Это становилось интересно. Корнев отодвинул бумаги, уставился на представителя.
– Важное дело привело меня к вам, очень важное, просто необыкновенно, – говорил тот, извлекая из пузатого коричневого портфеля бутылки. – Вот, изволите видеть, ординарный грузинский коньяк – и тот надо выдерживать три года. Но что для коньяка три года, младенческий возраст! Не только в смысле крепости – букет, аромат, вкусовая гамма… все не установилось еще, понимаете. Вот, не угодно ли сравнить, – и на столе появились дегустационные стаканчики с делениями, – хотя бы с двенадцатилетним?
Корнев сравнил. Верно, двенадцатилетний коньяк «Мцыри» был куда лучше – и по букету, и по аромату, и по вкусовой гамме.
– Но ведь и это, можно сказать, коньяк-подросток, – продолжал Нахапет Мальва, вытаскивая темную бутылку без этикетки. – Настоящий коньяк – который нам, увы, недоступен, разве только министрам и миллионерам! – должен иметь возраст зрелого мужчины. Не угодно ли сравнить с этим?
– Только давайте вместе, а то и вкус не тот, – сказал Александр Иванович, принимая мензурку с ароматной солнечной влагой.
– С великим удовольствием! За процветание вашего замечательного, владеющего неограниченными запасами времени учреждения! Этот напиток вообще был вне всякого сравнения. Через четверть часа дело было на мази. Главный инженер с сочувствием отнесся к идее организовать на высоких уровнях погреб для ускоренной выдержки многолетних коньячных спиртов – объемом тысяч на пятнадцать декалитров – в бочках поставщика.
– …потому что это же золото – выдержанные коньяки, валюта! – толковал Мальва, откинувшись в кресле с мензуркой в руке.
– Пр-равильно… – разнежено глядел на него Корнев. – Верно излагаешь, Логопед… м-м, нет, Мотопед? Все сделаем, Мотя.
– Паачэму мотопед? – выразительно оскорбился тот. – Папа твой мотопед, да? Зачем обижаешь!

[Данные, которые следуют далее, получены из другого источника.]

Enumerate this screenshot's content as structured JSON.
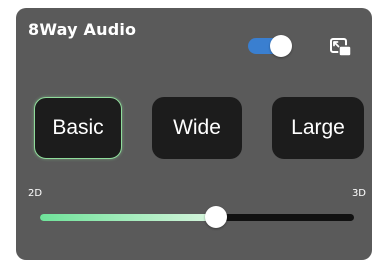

– Извини, дарагой, что ты! – от сочувствия Александр Иванович сам заговорил с кавказским акцентом. – Ни в коем случае. Давай бумагу, я все подпишу. За милую душу.
– Какая бумага, я не заготовил бумагу!
– Что ж ты, Мотя, такой умный и красивый, а не предусмотрел? К начальству приходят с готовой заявкой. Ну, хорошо… – Он придвинул чистый лист, размашисто начертал слева вверху: «В отдел освоения. Исполнить. Корнев». – И протянул представителю. – Вот, дорогой, что напишешь, все сделают.
– О ввах! – умилился тот. – Вот это по-нашему, это по-кавказски!…
Смерть сделала свое дело – и ушла.
Покойник поднялся к себе на 20-й уровень, никого не встретив. В приемной скучала Нюся; она всегда старалась дежурить после обеда, ко времени, когда главный инженер чаще оказывался в кабинете. Он приветственно взмахнул рукой, послал ей ослепительную американскую улыбку, прошел к себе. В персональной туалетной комнате умылся, прошелся электробритвой по впалым щекам, избегая встретиться в зеркале со своим взглядом. Вернулся в кабинет, сел не к столу, а в кресло для посетителей, огляделся. Его кабинет… Стены, до половины обшитые пластиком под красное дерево, темно-вишневого лака столы буквой «Т», кожаные коричневые кресла, дорогой ковер на полу, информ-установка с экранами и пультом – все внушает вес, значимость, державность даже. А ванная комната личного пользования! Как Гутенмахер-то хорошо сказал насчет спущенных ниже колен штанов. Как маскируем мы свое животное, что мочиться и испражняться надо! В среднеазиатских кишлаках, ему довелось видеть, эту проблему решают куда проще: заворачивает человек полы халата на голову и садится посреди улицы – главное, чтобы в лицо не узнали… Черт побери! Как мы все себя дурачим!
И ведь как он стремился к такому… нет, не к персональному туалету, кабинету, «Волге» самим по себе, а к ним как к атрибутам высокого положения, признания, власти. Был заряжен, нацелен – кем?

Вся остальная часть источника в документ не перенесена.